A DSA-backed coalition is racing to qualify a November ballot initiative that would constitutionally earmark transfer-tax revenue from large property deals for housing programs — arguing that voters already approved exactly that in 2020, and that City Hall spent the money on other things anyway.

The proposed Affordable Housing Guarantee Act targets the same Prop. I transfer taxes at the center of Mayor Daniel Lurie and Supervisor Bilal Mahmood's now-shelved BUILD Act. While City Hall pivots to a competing November foreclosure-tax measure, housing activists say the real problem isn't a lack of new revenue — it's that $504 million generated by existing taxes since 2021 was never reliably spent on the housing programs voters were promised.

San Francisco's November ballot is shaping up as a direct clash over who controls the city's transfer-tax windfall — and who it's actually for.

On one side: Mayor Daniel Lurie and Supervisor Bilal Mahmood, who last week shelved their controversial BUILD Act proposal to cut high-end property transfer taxes and are now advancing a standalone measure to tax commercial foreclosure sales instead. On the other: a coalition anchored by the Democratic Socialists of America's local social-housing working group, which is gathering signatures for a competing initiative that would do something simpler and, they argue, more honest — dedicate existing transfer-tax proceeds to housing by law.

The measure, dubbed the Affordable Housing Guarantee Act, would earmark revenues from Proposition I — a 2020 measure that doubled transfer-tax rates on large property transactions — for housing programs including rent relief. Under current law, that money flows into the general fund, where it has been available for any purpose.

"We're full-steam ahead on signature-gathering," said Scott Feeney, co-chair of the DSA's social-housing working group and a listed proponent of the measure. "It's going really quickly, and we're getting great responses from voters. People are really convinced of the need to fund affordable housing."

Proponents say they are confident they will submit the required signatures before the July 6 deadline. A fair housing committee supporting the campaign has supplemented volunteer crews with paid gatherers.

The case they're making is rooted in what they call a broken promise. Prop. I, authored in 2020 by then-District 5 Supervisor Dean Preston and four colleagues, was pitched to voters as housing funding. It passed with a simple majority because it was structured as a general tax. A unanimous Board of Supervisors resolution passed alongside it affirmed the intent to direct proceeds to a COVID-19 rent-relief fund and a social-housing program fund.
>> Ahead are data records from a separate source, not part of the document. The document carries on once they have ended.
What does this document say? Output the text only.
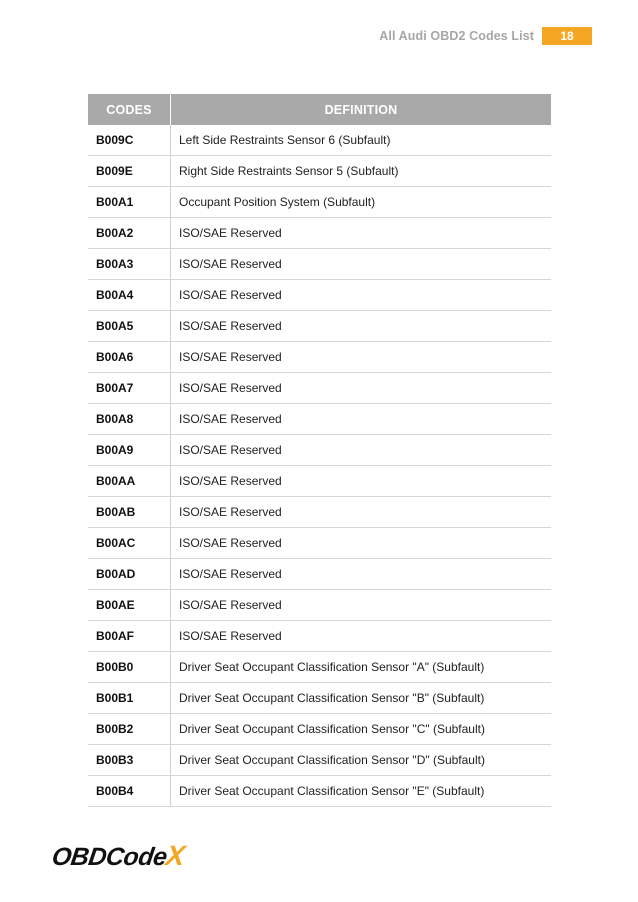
All Audi OBD2 Codes List	18
CODES	DEFINITION
B009C	Left Side Restraints Sensor 6 (Subfault)
B009E	Right Side Restraints Sensor 5 (Subfault)
B00A1	Occupant Position System (Subfault)
B00A2	ISO/SAE Reserved
B00A3	ISO/SAE Reserved
B00A4	ISO/SAE Reserved
B00A5	ISO/SAE Reserved
B00A6	ISO/SAE Reserved
B00A7	ISO/SAE Reserved
B00A8	ISO/SAE Reserved
B00A9	ISO/SAE Reserved
B00AA	ISO/SAE Reserved
B00AB	ISO/SAE Reserved
B00AC	ISO/SAE Reserved
B00AD	ISO/SAE Reserved
B00AE	ISO/SAE Reserved
B00AF	ISO/SAE Reserved
B00B0	Driver Seat Occupant Classification Sensor "A" (Subfault)
B00B1	Driver Seat Occupant Classification Sensor "B" (Subfault)
B00B2	Driver Seat Occupant Classification Sensor "C" (Subfault)
B00B3	Driver Seat Occupant Classification Sensor "D" (Subfault)
B00B4	Driver Seat Occupant Classification Sensor "E" (Subfault)
OBDCode
X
But the commitment didn't hold. The city Controller's Office figures cited in the SF Examiner show Prop. I generated $504.6 million through February — peaking at $178.1 million in fiscal year 2021-22 before falling to $44.9 million in FY2023-24. Housing allocations tracked a similar arc: substantial in the first two years, then declining sharply under former Mayor London Breed.

Preston, who lost his 2024 reelection bid to Mahmood and is now involved in the initiative campaign, called that history a betrayal.
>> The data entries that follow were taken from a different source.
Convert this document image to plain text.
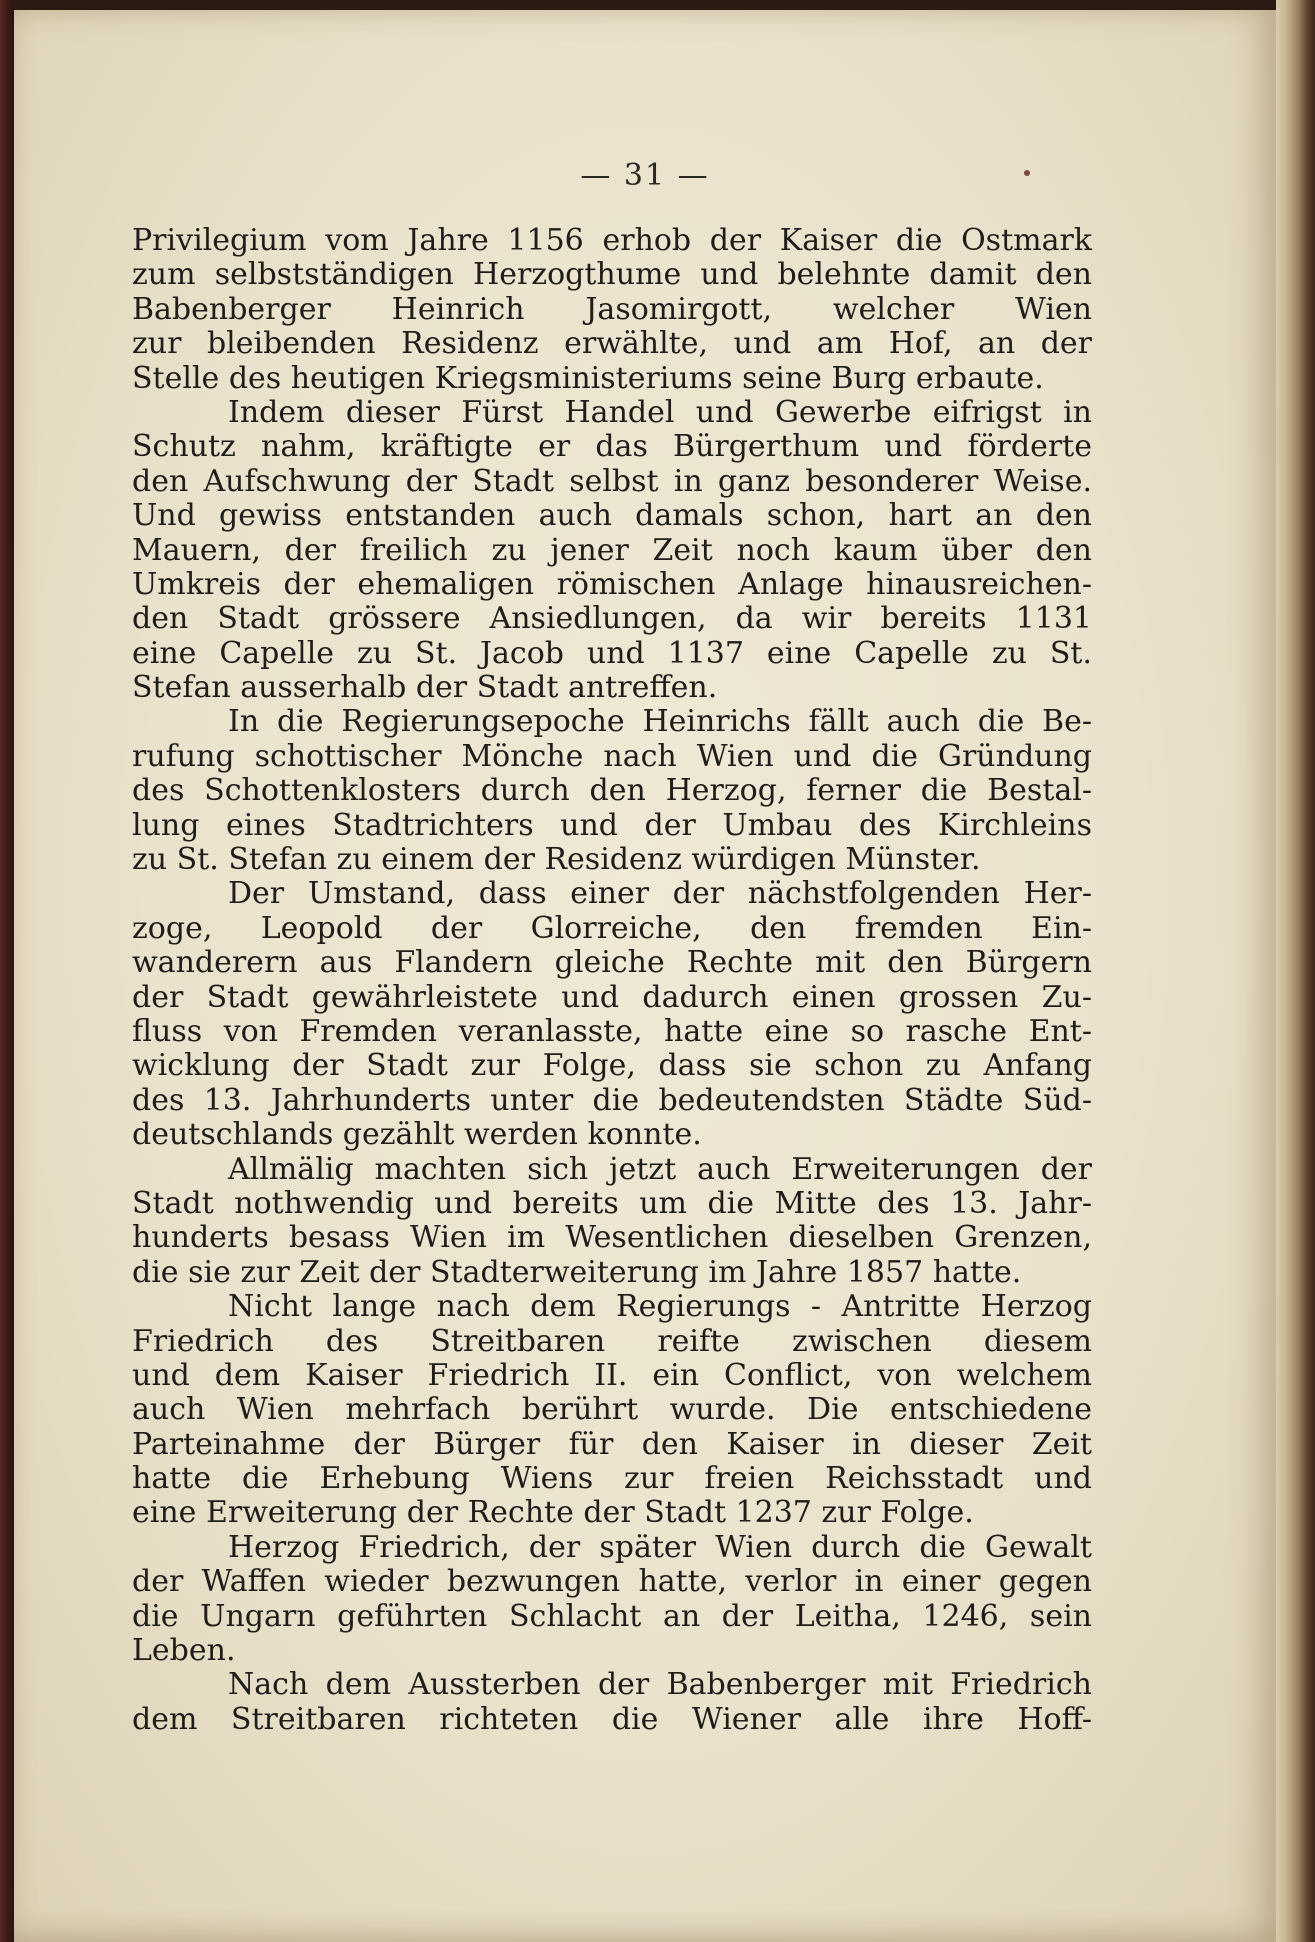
— 31 —
Privilegium vom Jahre 1156 erhob der Kaiser die Ostmark
zum selbstständigen Herzogthume und belehnte damit den
Babenberger Heinrich Jasomirgott, welcher Wien
zur bleibenden Residenz erwählte, und am Hof, an der
Stelle des heutigen Kriegsministeriums seine Burg erbaute.
Indem dieser Fürst Handel und Gewerbe eifrigst in
Schutz nahm, kräftigte er das Bürgerthum und förderte
den Aufschwung der Stadt selbst in ganz besonderer Weise.
Und gewiss entstanden auch damals schon, hart an den
Mauern, der freilich zu jener Zeit noch kaum über den
Umkreis der ehemaligen römischen Anlage hinausreichen-
den Stadt grössere Ansiedlungen, da wir bereits 1131
eine Capelle zu St. Jacob und 1137 eine Capelle zu St.
Stefan ausserhalb der Stadt antreffen.
In die Regierungsepoche Heinrichs fällt auch die Be-
rufung schottischer Mönche nach Wien und die Gründung
des Schottenklosters durch den Herzog, ferner die Bestal-
lung eines Stadtrichters und der Umbau des Kirchleins
zu St. Stefan zu einem der Residenz würdigen Münster.
Der Umstand, dass einer der nächstfolgenden Her-
zoge, Leopold der Glorreiche, den fremden Ein-
wanderern aus Flandern gleiche Rechte mit den Bürgern
der Stadt gewährleistete und dadurch einen grossen Zu-
fluss von Fremden veranlasste, hatte eine so rasche Ent-
wicklung der Stadt zur Folge, dass sie schon zu Anfang
des 13. Jahrhunderts unter die bedeutendsten Städte Süd-
deutschlands gezählt werden konnte.
Allmälig machten sich jetzt auch Erweiterungen der
Stadt nothwendig und bereits um die Mitte des 13. Jahr-
hunderts besass Wien im Wesentlichen dieselben Grenzen,
die sie zur Zeit der Stadterweiterung im Jahre 1857 hatte.
Nicht lange nach dem Regierungs - Antritte Herzog
Friedrich des Streitbaren reifte zwischen diesem
und dem Kaiser Friedrich II. ein Conflict, von welchem
auch Wien mehrfach berührt wurde. Die entschiedene
Parteinahme der Bürger für den Kaiser in dieser Zeit
hatte die Erhebung Wiens zur freien Reichsstadt und
eine Erweiterung der Rechte der Stadt 1237 zur Folge.
Herzog Friedrich, der später Wien durch die Gewalt
der Waffen wieder bezwungen hatte, verlor in einer gegen
die Ungarn geführten Schlacht an der Leitha, 1246, sein
Leben.
Nach dem Aussterben der Babenberger mit Friedrich
dem Streitbaren richteten die Wiener alle ihre Hoff-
"City Hall's refusal to spend Prop. I revenue on housing in recent years has been deeply disappointing and directly contradicts the intent of the voters of San Francisco," Preston said.

Tuesday Rose Thornton, an eviction-defense attorney and co-listed proponent, put it in terms of the current eviction crisis.

"We think it's a shame that the manifested intent of the voters was ignored by the city government, and the funds were not spent in the way that the voters explicitly wanted them to be spent," she said, adding that the money could help stem an eviction surge driven by rising rents.

The proposed initiative includes a carve-out to exempt first-time sales of multifamily residential properties, a provision designed to avoid discouraging new housing investment.

The measure also navigates a legal distinction that matters: because it would be a citizen-initiated tax earmark rather than a new tax, proponents argue it can pass with a simple majority vote — the same threshold that let Prop. I succeed in 2020 — rather than the two-thirds supermajority required for legislatively-referred specific taxes.

That matters because Mahmood's competing foreclosure-tax measure, also headed for November, is a Board-referred proposal — subject to different legal standards and, activists note, entirely within City Hall's control to redirect later.

Whether voters can hold City Hall to a housing mandate is a question SF has tried and failed to answer before. This fall, they'll be asked again — and this time from both sides of the aisle simultaneously.